As life returns to normal after Sandy, the problem will get worse as more drivers return to the road.

"Initially after the storm, it wasn't that much of a problem because people were staying home," Cameron said. "But now they want to come out of their homes. They may need food. They may need water. They may need gas."

LIPA spokeswoman Elizabeth Flagler said both counties have given the utility a list of priority intersections to fix. Complicating the situation, some signals can't be fixed without a substation or transmission line being repaired.

A spokesman for Nassau County Executive Edward Mangano said county police officers are helping with traffic flow, but the spokesman did not specify where they were posted.

Wednesday afternoon at the Roosevelt Field mall's Old Country Road entrance in Carle Place, there were no officers to control the onslaught of shoppers and other drivers trying to deal with the lack of traffic lights, and uniformed mall security guards took over.

Suffolk police have begun to temporarily alter traffic patterns for safety. For example, traffic cones at multilane intersections block drivers from making left turns across several traffic lanes, a turn that puts the driver at risk of being hit from two directions.

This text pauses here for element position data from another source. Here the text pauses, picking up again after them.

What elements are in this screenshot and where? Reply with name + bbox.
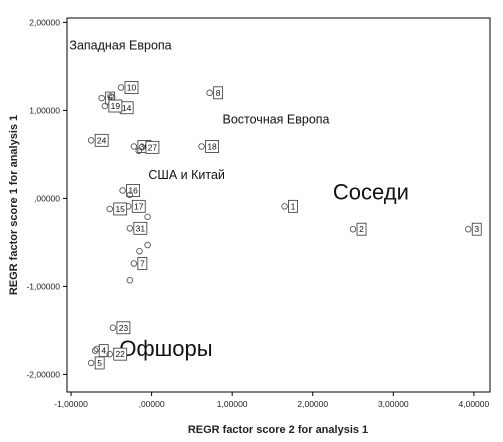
point-label: 6 xyxy=(108,93,113,103)
data-point xyxy=(126,191,134,199)
point-label-box xyxy=(94,133,109,147)
point-label-box xyxy=(113,202,128,216)
point-label-box xyxy=(288,199,298,213)
data-point xyxy=(206,89,213,97)
point-label: 14 xyxy=(122,103,132,113)
point-label-box xyxy=(108,99,123,113)
data-point xyxy=(126,276,134,284)
point-label-box xyxy=(205,140,219,153)
x-tick-label: ,00000 xyxy=(139,399,165,409)
point-label: 10 xyxy=(127,83,137,93)
data-point xyxy=(119,187,126,194)
data-point xyxy=(130,143,138,150)
point-label-box xyxy=(471,222,482,236)
data-point xyxy=(87,137,95,144)
data-point xyxy=(109,324,117,332)
point-label: 16 xyxy=(128,185,138,195)
cluster-annotation: США и Китай xyxy=(148,168,225,182)
y-tick-label: -1,00000 xyxy=(26,281,60,291)
x-axis-title: REGR factor score 2 for analysis 1 xyxy=(188,424,368,436)
y-tick-label: 1,00000 xyxy=(29,105,60,115)
x-tick-label: 1,00000 xyxy=(217,399,248,409)
point-label-box xyxy=(133,221,148,235)
point-label-box xyxy=(94,356,105,370)
point-label-box xyxy=(116,321,131,335)
point-label: 1 xyxy=(291,201,296,211)
point-label-box xyxy=(124,81,139,94)
x-tick-label: -1,00000 xyxy=(54,399,88,409)
data-point xyxy=(91,347,99,354)
data-point xyxy=(106,350,113,358)
point-label-box xyxy=(131,199,146,213)
data-point xyxy=(464,225,472,233)
data-point xyxy=(101,102,109,110)
cluster-annotation: Восточная Европа xyxy=(223,113,330,127)
y-tick-label: 2,00000 xyxy=(29,17,60,27)
y-axis-title: REGR factor score 1 for analysis 1 xyxy=(8,115,20,295)
cluster-annotation: Западная Европа xyxy=(69,39,171,53)
data-point xyxy=(349,225,357,233)
point-label: 18 xyxy=(207,141,217,151)
data-point xyxy=(126,225,134,232)
point-label: 5 xyxy=(97,358,102,368)
data-point xyxy=(87,359,95,367)
point-label: 15 xyxy=(115,204,125,214)
point-label: 8 xyxy=(216,88,221,98)
data-point xyxy=(138,144,146,151)
data-point xyxy=(135,147,142,155)
data-point xyxy=(281,203,288,210)
point-label: 27 xyxy=(148,142,158,152)
cluster-annotation: Офшоры xyxy=(119,336,212,361)
point-label: 24 xyxy=(97,135,107,145)
data-point xyxy=(93,345,101,353)
point-label: 19 xyxy=(111,101,121,111)
data-point xyxy=(117,84,125,91)
y-tick-label: -2,00000 xyxy=(26,369,60,379)
point-label-box xyxy=(145,140,160,154)
y-axis: 2,00000 1,00000 ,00000 -1,00000 -2,00000 xyxy=(26,17,67,379)
point-label: 31 xyxy=(136,223,146,233)
data-point xyxy=(130,260,138,267)
data-point xyxy=(144,241,151,249)
annotations: Западная Европа Восточная Европа США и Кит… xyxy=(69,39,408,361)
point-label: 22 xyxy=(115,349,125,359)
point-label: 4 xyxy=(101,346,106,356)
x-axis: -1,00000 ,00000 1,00000 2,00000 3,00000 4,000… xyxy=(54,392,490,409)
data-point xyxy=(198,143,205,150)
point-label-box xyxy=(137,257,148,270)
point-label: 2 xyxy=(359,224,364,234)
point-label: 17 xyxy=(134,201,144,211)
point-label: 23 xyxy=(119,323,129,333)
data-point xyxy=(106,205,113,213)
plot-frame xyxy=(66,17,491,393)
point-label-box xyxy=(356,222,367,236)
point-label-box xyxy=(213,86,224,100)
data-point xyxy=(144,213,151,221)
y-tick-label: ,00000 xyxy=(34,193,60,203)
point-label: 7 xyxy=(140,259,145,269)
point-label-box xyxy=(113,347,128,361)
cluster-annotation: Соседи xyxy=(333,179,409,204)
x-tick-label: 4,00000 xyxy=(459,399,490,409)
x-tick-label: 2,00000 xyxy=(297,399,328,409)
data-point xyxy=(136,247,143,255)
data-point xyxy=(98,94,105,102)
point-label: 3 xyxy=(474,224,479,234)
point-label-box xyxy=(126,184,140,197)
x-tick-label: 3,00000 xyxy=(378,399,409,409)
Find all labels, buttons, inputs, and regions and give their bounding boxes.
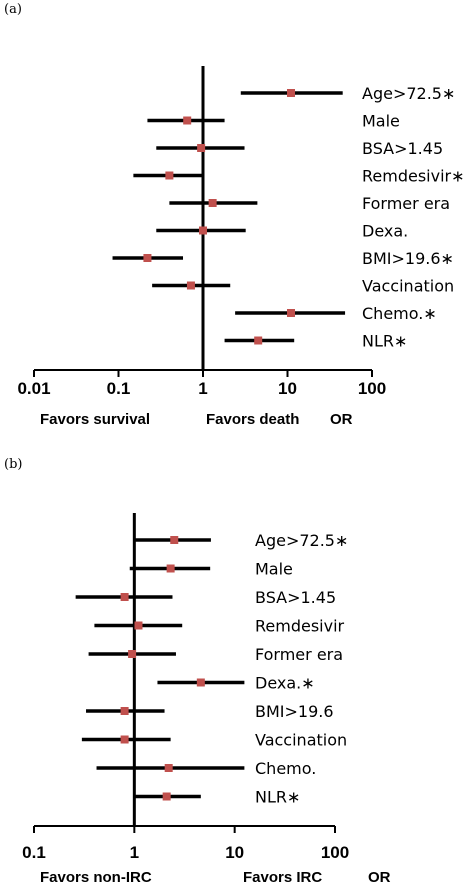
x-tick-label: 10 — [225, 843, 244, 862]
or-marker — [254, 336, 263, 345]
or-marker — [196, 678, 205, 687]
or-marker — [197, 144, 206, 152]
row-label: Male — [255, 560, 293, 579]
row-label: BMI>19.6 — [255, 702, 334, 721]
or-marker — [120, 735, 129, 744]
or-marker — [208, 199, 217, 207]
or-marker — [166, 564, 175, 573]
or-marker — [170, 536, 179, 544]
row-label: Dexa.∗ — [255, 674, 315, 693]
x-tick-label: 1 — [198, 379, 207, 398]
favor-left-label: Favors non-IRC — [40, 869, 152, 886]
favor-right-label: Favors IRC — [243, 869, 322, 886]
or-marker — [186, 281, 195, 290]
row-label: BMI>19.6∗ — [362, 249, 454, 268]
or-marker — [134, 621, 143, 630]
or-marker — [165, 171, 174, 180]
or-marker — [162, 792, 171, 801]
panel-b-label: (b) — [4, 457, 23, 472]
x-tick-label: 100 — [321, 843, 349, 862]
or-marker — [183, 116, 192, 125]
or-marker — [286, 89, 295, 97]
row-label: Age>72.5∗ — [255, 531, 348, 550]
x-tick-label: 100 — [358, 379, 386, 398]
row-label: Vaccination — [362, 277, 454, 296]
or-marker — [143, 254, 152, 262]
or-marker — [199, 226, 207, 235]
row-label: NLR∗ — [362, 332, 407, 351]
or-axis-label: OR — [368, 869, 391, 886]
or-marker — [120, 593, 129, 601]
or-marker — [164, 764, 173, 772]
row-label: Former era — [255, 645, 343, 664]
favor-left-label: Favors survival — [40, 411, 150, 428]
or-marker — [128, 650, 137, 658]
row-label: Male — [362, 112, 400, 131]
x-tick-label: 0.1 — [22, 843, 46, 862]
row-label: BSA>1.45 — [255, 588, 336, 607]
or-marker — [120, 707, 129, 715]
x-tick-label: 10 — [278, 379, 297, 398]
x-tick-label: 0.01 — [17, 379, 50, 398]
panel-a-label: (a) — [4, 2, 22, 17]
x-tick-label: 1 — [130, 843, 139, 862]
row-label: Dexa. — [362, 222, 408, 241]
row-label: BSA>1.45 — [362, 139, 443, 158]
row-label: Vaccination — [255, 731, 347, 750]
row-label: Remdesivir — [255, 617, 345, 636]
row-label: Age>72.5∗ — [362, 84, 455, 103]
row-label: Chemo. — [255, 759, 316, 778]
row-label: NLR∗ — [255, 788, 300, 807]
row-label: Former era — [362, 194, 450, 213]
or-marker — [286, 309, 295, 317]
row-label: Chemo.∗ — [362, 304, 437, 323]
x-tick-label: 0.1 — [107, 379, 131, 398]
favor-right-label: Favors death — [206, 411, 299, 428]
or-axis-label: OR — [330, 411, 353, 428]
row-label: Remdesivir∗ — [362, 167, 465, 186]
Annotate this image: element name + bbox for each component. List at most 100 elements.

But many roadways have no street lighting, so Cameron urged motorists to not drive, especially at night.

"It becomes a very, very dangerous issue after dark because the roads are totally unlighted," he said. "It's pitch black."

It was at one such pitch-black intersection, at routes 347 and 112 in Port Jefferson Station, that a Suffolk police car broadsided a vehicle early Tuesday carrying Stony Brook University students, killing one of the passengers and badly injuring three others.

The student, Vishwaja Muppa, 21, of Edison, N.J., was declared dead at the scene.